Your mouth renders them into an analog audio signal. Another set of audio object symbols are represented by musical notation. There is an electronic form of musical notation called MIDI (Musical Instrument Digital Interface). So we have a parallel between audio and visual information:
Objects ---> Digital Signals ---> Analog Signals
Geometry
-----> Digital Image ---> Analog image
MIDI, writing,notation ----> Digital Sound ---> Analog sound
Generally, to reverse one of these arrows involves the potential for
either substantial difficulty, or loss of information. Conversion of analog
images to digital images, or of analog sound to digital sound, requires
sampling.
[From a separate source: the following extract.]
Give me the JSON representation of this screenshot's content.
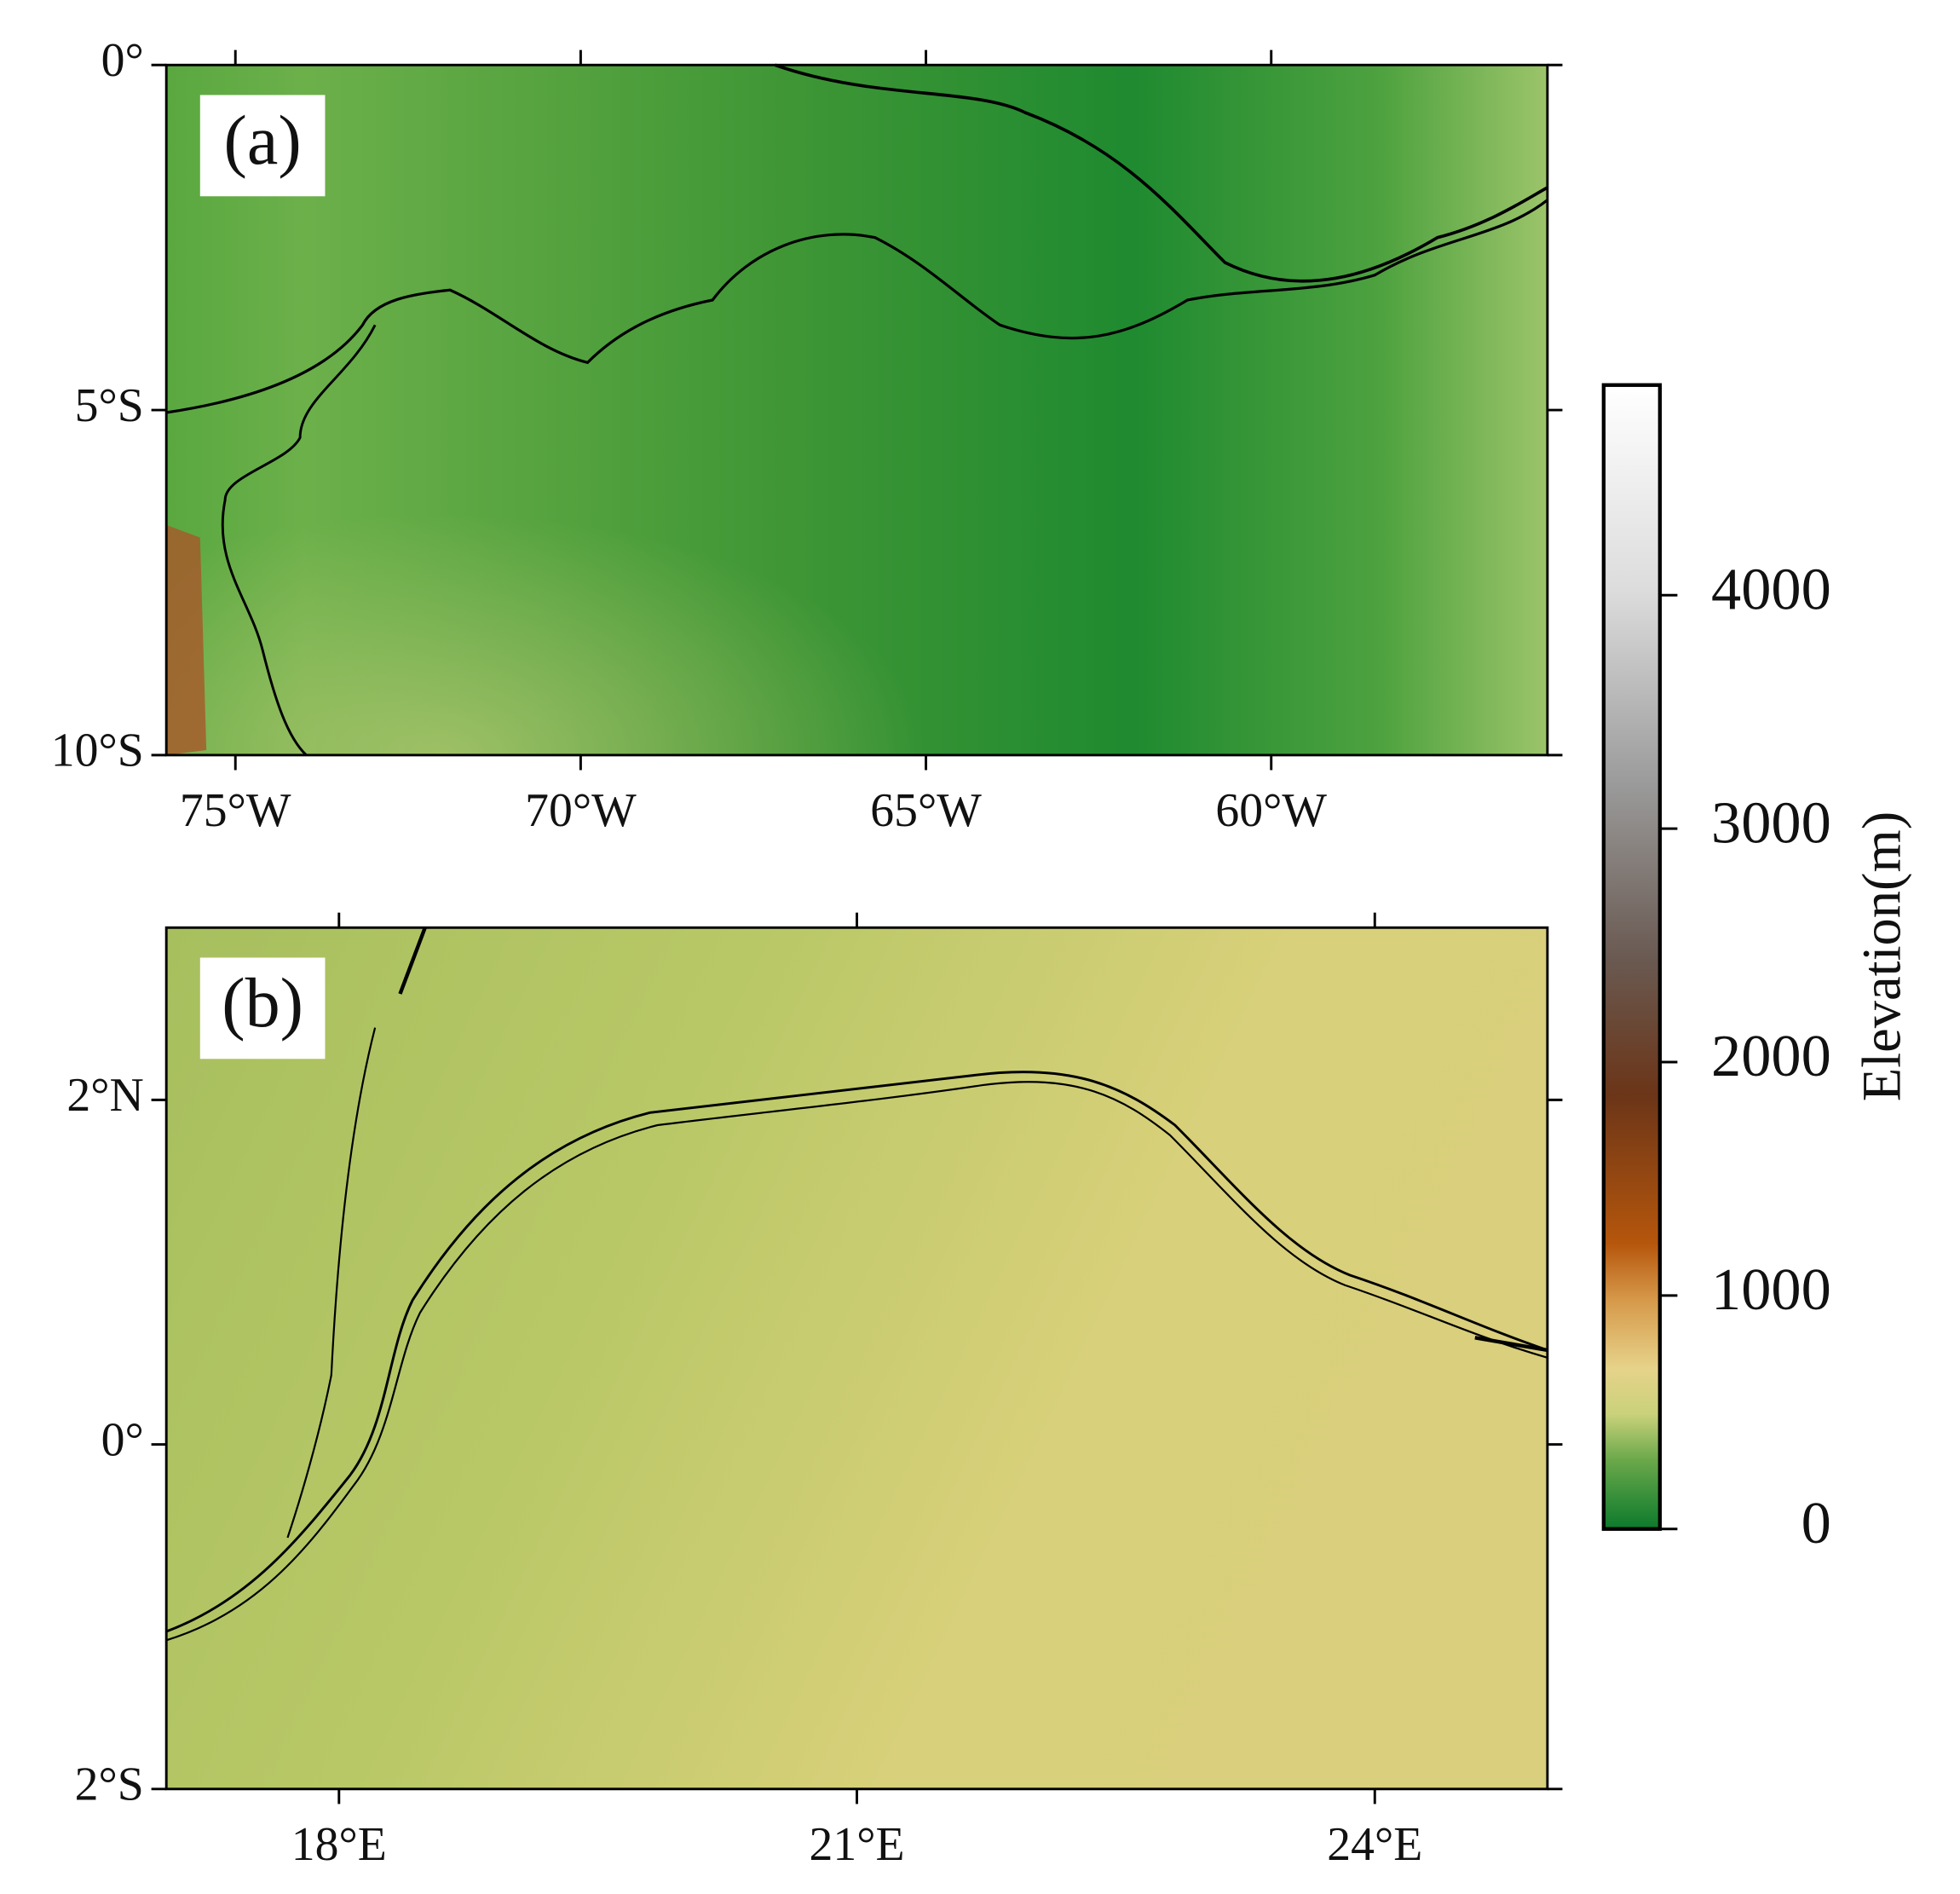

Conversion of digital images or sounds into objects requires
much more than that. In the case of visual information, that pathway is
called machine vision. In the case of audio, it might be called
speech recognition if we're working with human speech, or some specialized
term I don't know if we're trying to convert digital sound, to MIDI.
Query 3.3. Describe some of the problems associated with converting a CD recording of, say, a woodwind quartet, into a MIDI file for that performance.
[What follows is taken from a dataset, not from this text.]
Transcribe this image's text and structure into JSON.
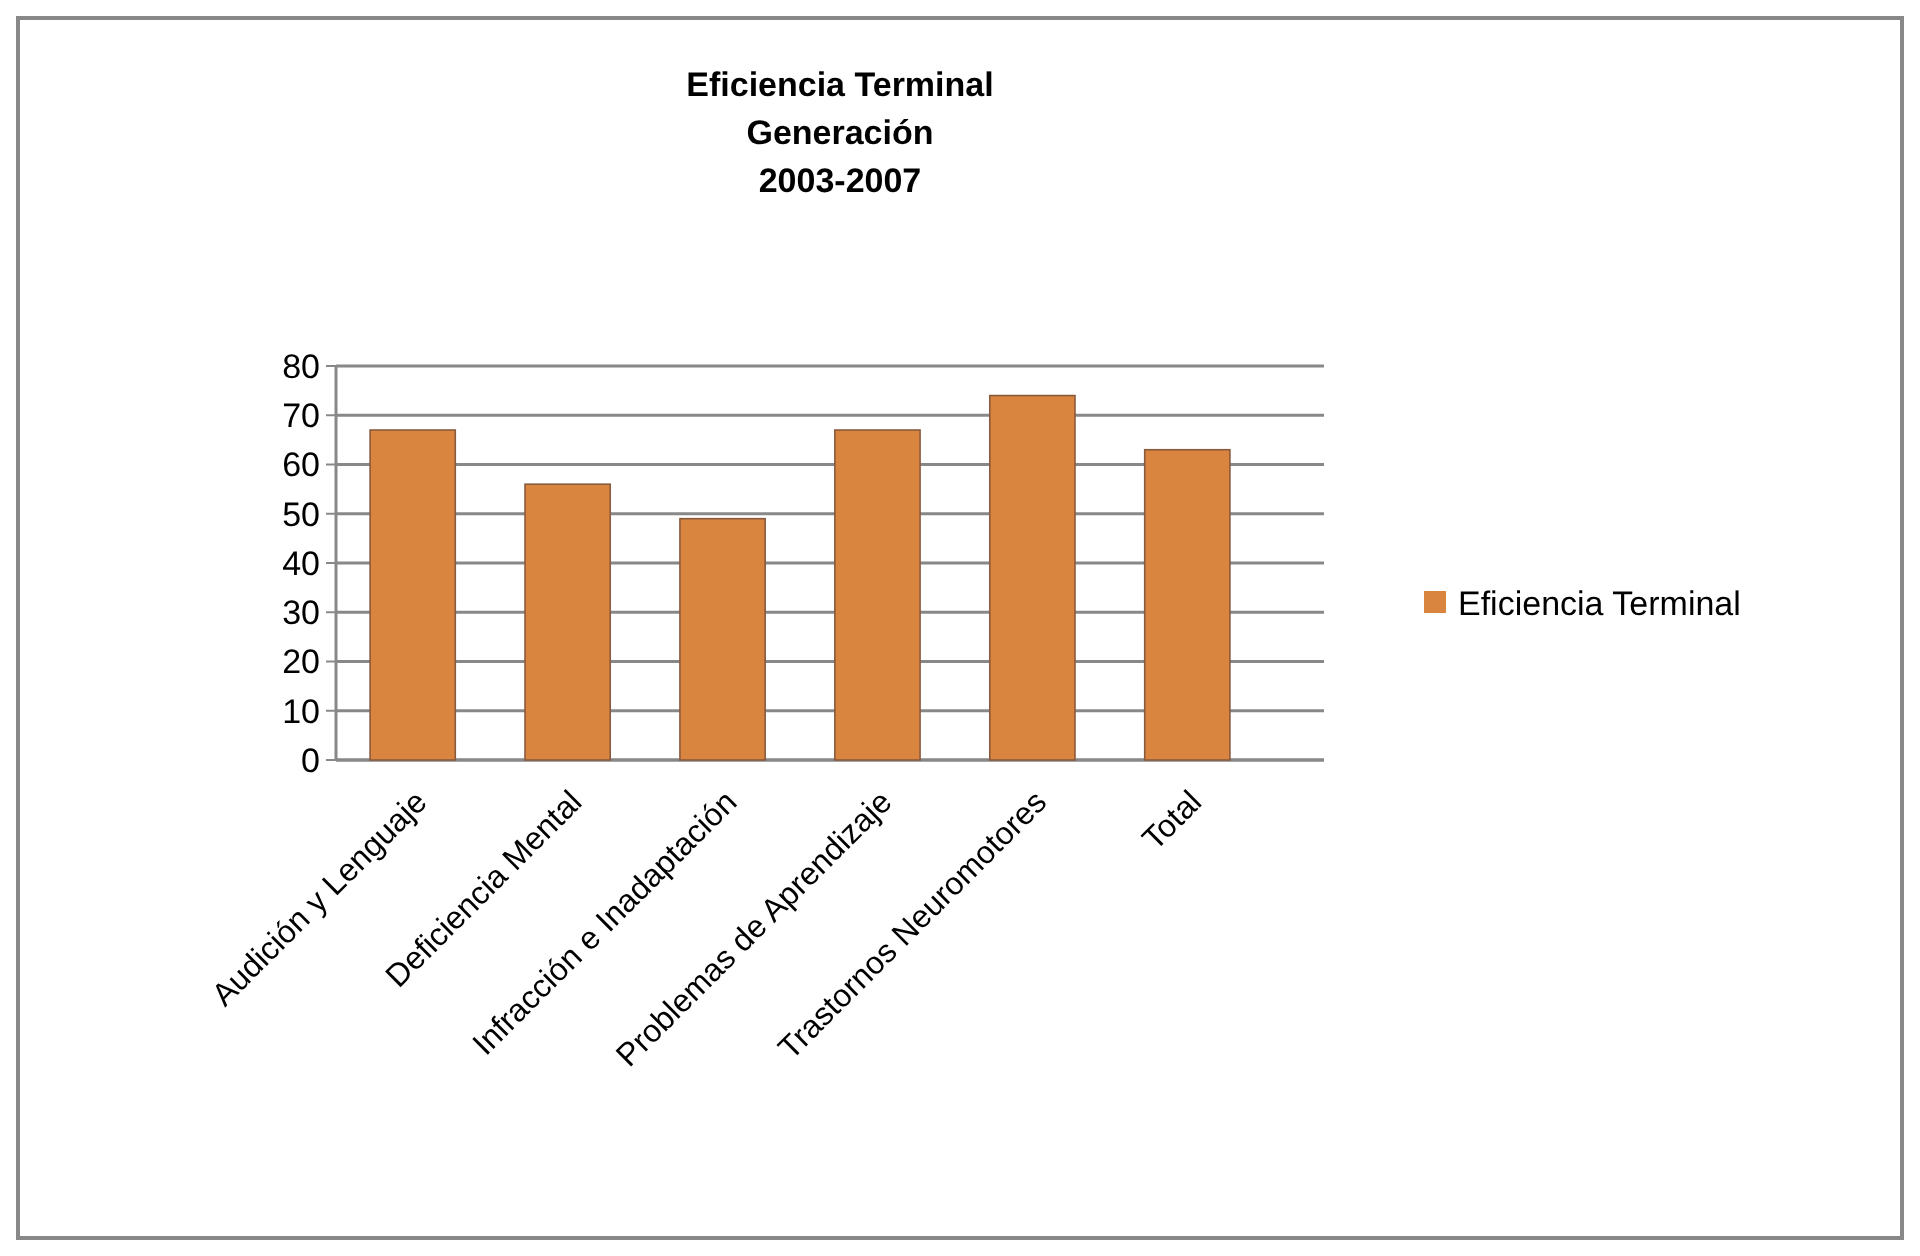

Discrete Sound. Continuous signals of any type can be sampled in such a way that they can be put back together again. This is based on the Nyquist sampling theorem, which says that samples must be taken at a rate at least 2 times the maximum frequency of the signal. For audio to be realistically reproduced for 6 year olds, the sampling rate must be at least 40,000 samples/second, or 40 Kiloherz (Khz). The standard that was set for CD was 44 Khz.
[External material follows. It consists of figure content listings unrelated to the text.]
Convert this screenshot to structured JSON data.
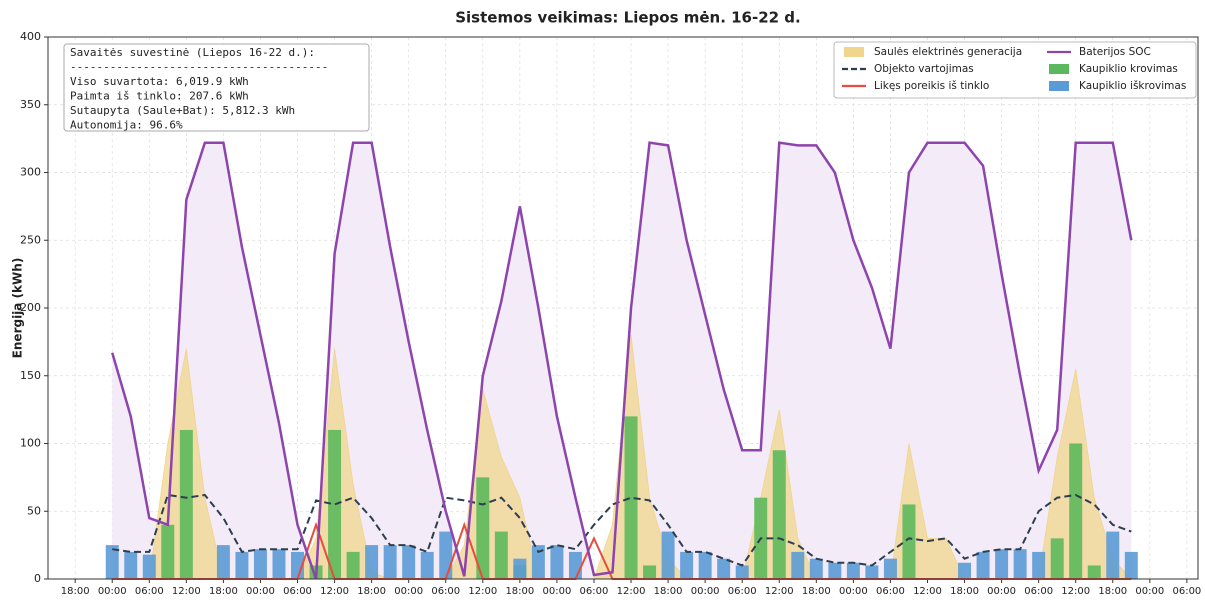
{
  "chart_data": {
    "type": "combo",
    "title": "Sistemos veikimas: Liepos mėn. 16-22 d.",
    "ylabel": "Energija (kWh)",
    "annotation": [
      "Savaitės suvestinė (Liepos 16-22 d.):",
      "---------------------------------------",
      "Viso suvartota: 6,019.9 kWh",
      "Paimta iš tinklo: 207.6 kWh",
      "Sutaupyta (Saule+Bat): 5,812.3 kWh",
      "Autonomija: 96.6%"
    ],
    "x": [
      0,
      3,
      6,
      9,
      12,
      15,
      18,
      21,
      24,
      27,
      30,
      33,
      36,
      39,
      42,
      45,
      48,
      51,
      54,
      57,
      60,
      63,
      66,
      69,
      72,
      75,
      78,
      81,
      84,
      87,
      90,
      93,
      96,
      99,
      102,
      105,
      108,
      111,
      114,
      117,
      120,
      123,
      126,
      129,
      132,
      135,
      138,
      141,
      144,
      147,
      150,
      153,
      156,
      159,
      162,
      165
    ],
    "xlim": [
      -10.4,
      175.8
    ],
    "xticks": [
      {
        "value": -6,
        "label": "18:00"
      },
      {
        "value": 0,
        "label": "00:00"
      },
      {
        "value": 6,
        "label": "06:00"
      },
      {
        "value": 12,
        "label": "12:00"
      },
      {
        "value": 18,
        "label": "18:00"
      },
      {
        "value": 24,
        "label": "00:00"
      },
      {
        "value": 30,
        "label": "06:00"
      },
      {
        "value": 36,
        "label": "12:00"
      },
      {
        "value": 42,
        "label": "18:00"
      },
      {
        "value": 48,
        "label": "00:00"
      },
      {
        "value": 54,
        "label": "06:00"
      },
      {
        "value": 60,
        "label": "12:00"
      },
      {
        "value": 66,
        "label": "18:00"
      },
      {
        "value": 72,
        "label": "00:00"
      },
      {
        "value": 78,
        "label": "06:00"
      },
      {
        "value": 84,
        "label": "12:00"
      },
      {
        "value": 90,
        "label": "18:00"
      },
      {
        "value": 96,
        "label": "00:00"
      },
      {
        "value": 102,
        "label": "06:00"
      },
      {
        "value": 108,
        "label": "12:00"
      },
      {
        "value": 114,
        "label": "18:00"
      },
      {
        "value": 120,
        "label": "00:00"
      },
      {
        "value": 126,
        "label": "06:00"
      },
      {
        "value": 132,
        "label": "12:00"
      },
      {
        "value": 138,
        "label": "18:00"
      },
      {
        "value": 144,
        "label": "00:00"
      },
      {
        "value": 150,
        "label": "06:00"
      },
      {
        "value": 156,
        "label": "12:00"
      },
      {
        "value": 162,
        "label": "18:00"
      },
      {
        "value": 168,
        "label": "00:00"
      },
      {
        "value": 174,
        "label": "06:00"
      }
    ],
    "ylim": [
      0,
      400
    ],
    "yticks": [
      0,
      50,
      100,
      150,
      200,
      250,
      300,
      350,
      400
    ],
    "grid": true,
    "legend": "upper right",
    "series": [
      {
        "name": "Saulės elektrinės generacija",
        "type": "area",
        "color": "#f0d58c",
        "values": [
          0,
          0,
          0,
          100,
          170,
          60,
          0,
          0,
          0,
          0,
          0,
          30,
          170,
          70,
          5,
          0,
          0,
          0,
          0,
          25,
          140,
          90,
          60,
          0,
          0,
          0,
          0,
          40,
          180,
          60,
          15,
          0,
          0,
          0,
          0,
          60,
          125,
          30,
          0,
          0,
          0,
          0,
          0,
          100,
          30,
          30,
          0,
          0,
          0,
          0,
          0,
          90,
          155,
          60,
          15,
          0
        ]
      },
      {
        "name": "Objekto vartojimas",
        "type": "line",
        "dash": true,
        "color": "#2c3e50",
        "values": [
          22,
          20,
          20,
          62,
          60,
          62,
          45,
          20,
          22,
          22,
          22,
          58,
          55,
          60,
          45,
          25,
          25,
          20,
          60,
          58,
          55,
          60,
          45,
          20,
          25,
          22,
          40,
          55,
          60,
          58,
          40,
          20,
          20,
          15,
          10,
          30,
          30,
          25,
          15,
          12,
          12,
          10,
          20,
          30,
          28,
          30,
          15,
          20,
          22,
          22,
          50,
          60,
          62,
          55,
          40,
          35
        ]
      },
      {
        "name": "Likęs poreikis iš tinklo",
        "type": "line",
        "color": "#e74c3c",
        "values": [
          0,
          0,
          0,
          0,
          0,
          0,
          0,
          0,
          0,
          0,
          0,
          40,
          0,
          0,
          0,
          0,
          0,
          0,
          0,
          40,
          0,
          0,
          0,
          0,
          0,
          0,
          30,
          0,
          0,
          0,
          0,
          0,
          0,
          0,
          0,
          0,
          0,
          0,
          0,
          0,
          0,
          0,
          0,
          0,
          0,
          0,
          0,
          0,
          0,
          0,
          0,
          0,
          0,
          0,
          0,
          0
        ]
      },
      {
        "name": "Baterijos SOC",
        "type": "line",
        "color": "#8e44ad",
        "fill_color": "#f4ebf8",
        "values": [
          167,
          120,
          45,
          40,
          280,
          322,
          322,
          245,
          180,
          115,
          40,
          0,
          240,
          322,
          322,
          245,
          175,
          110,
          50,
          2,
          150,
          205,
          275,
          200,
          120,
          60,
          3,
          5,
          200,
          322,
          320,
          250,
          195,
          140,
          95,
          95,
          322,
          320,
          320,
          300,
          250,
          215,
          170,
          300,
          322,
          322,
          322,
          305,
          225,
          150,
          80,
          110,
          322,
          322,
          322,
          250
        ]
      },
      {
        "name": "Kaupiklio krovimas",
        "type": "bar",
        "color": "#5cb85c",
        "values": [
          0,
          0,
          0,
          40,
          110,
          0,
          0,
          0,
          0,
          0,
          0,
          10,
          110,
          20,
          0,
          0,
          0,
          0,
          0,
          0,
          75,
          35,
          10,
          0,
          0,
          0,
          0,
          0,
          120,
          10,
          0,
          0,
          0,
          0,
          0,
          60,
          95,
          0,
          0,
          0,
          0,
          0,
          0,
          55,
          0,
          0,
          0,
          0,
          0,
          0,
          0,
          30,
          100,
          10,
          0,
          0
        ]
      },
      {
        "name": "Kaupiklio iškrovimas",
        "type": "bar",
        "color": "#5b9bd5",
        "values": [
          25,
          20,
          18,
          0,
          0,
          0,
          25,
          20,
          22,
          22,
          20,
          0,
          0,
          0,
          25,
          25,
          25,
          20,
          35,
          0,
          0,
          0,
          15,
          25,
          25,
          20,
          0,
          0,
          0,
          0,
          35,
          20,
          20,
          15,
          10,
          0,
          0,
          20,
          15,
          12,
          12,
          10,
          15,
          0,
          0,
          0,
          12,
          20,
          22,
          22,
          20,
          0,
          0,
          0,
          35,
          20
        ]
      }
    ]
  }
}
The above figure 2.4 from the Wu text shows that there are several
pathways from the PC's internal storage (using a .WAV file) to the outside
world, including MIDI, Speaker and Microphone, and CD.
WAV files are discrete representations of continuous sounds. The "Pulse Code Modulation" (PCM) technique is used. A CODEC is a specific set of software (and sometimes hardware) which embodies a particular set of rules for encoding data.
Telephony is the most mature part of audio engineering, because telephones (together with radio) were the driving force behind the invention of much of acoustical science. Phonographic recording was almost a byproduct, since it was done mechanically until vacuum tubes came along from radio to help out.
Telephones used analog audio almost exclusively until the 1970's, when digital systems started appearing. The integrated circuit DAC (Digital to analog converter) and ADC (opposite, of course) made digital telephones practical. Even today they're mostly used in PBX (Private Branch Exchange) setups, like UCF or a large business. All the long distance traffic has been digital for more than 30 years.
TAPI is the way that software connects various kinds of telephonic service together. Read all about it in the book...
Query 3.4: I take my digital camera out and I shoot a picture of my granddaughter Emily. I put the image (as a JPEG file) on a diskette, slip it into my PC, read the file onto my hard drive, then send e-mail to Emily's other grandfather in England. I attach the image. I use a 56kb modem over a POTS phone line to my internet service provider. His system uses a fiber optic T3 link to the Internet backbone run by Sprint, who transmits the image via fibre to England, and ultimately to my fellow grandpa's ISP. He pulls the image down over his modem. He opens his e-mail and Emily's face appears on the screen.
Trace every step of this process, reporting the data formats that were involved.Which steps were analog and which were digital? Which if any steps were lossy and which were lossless?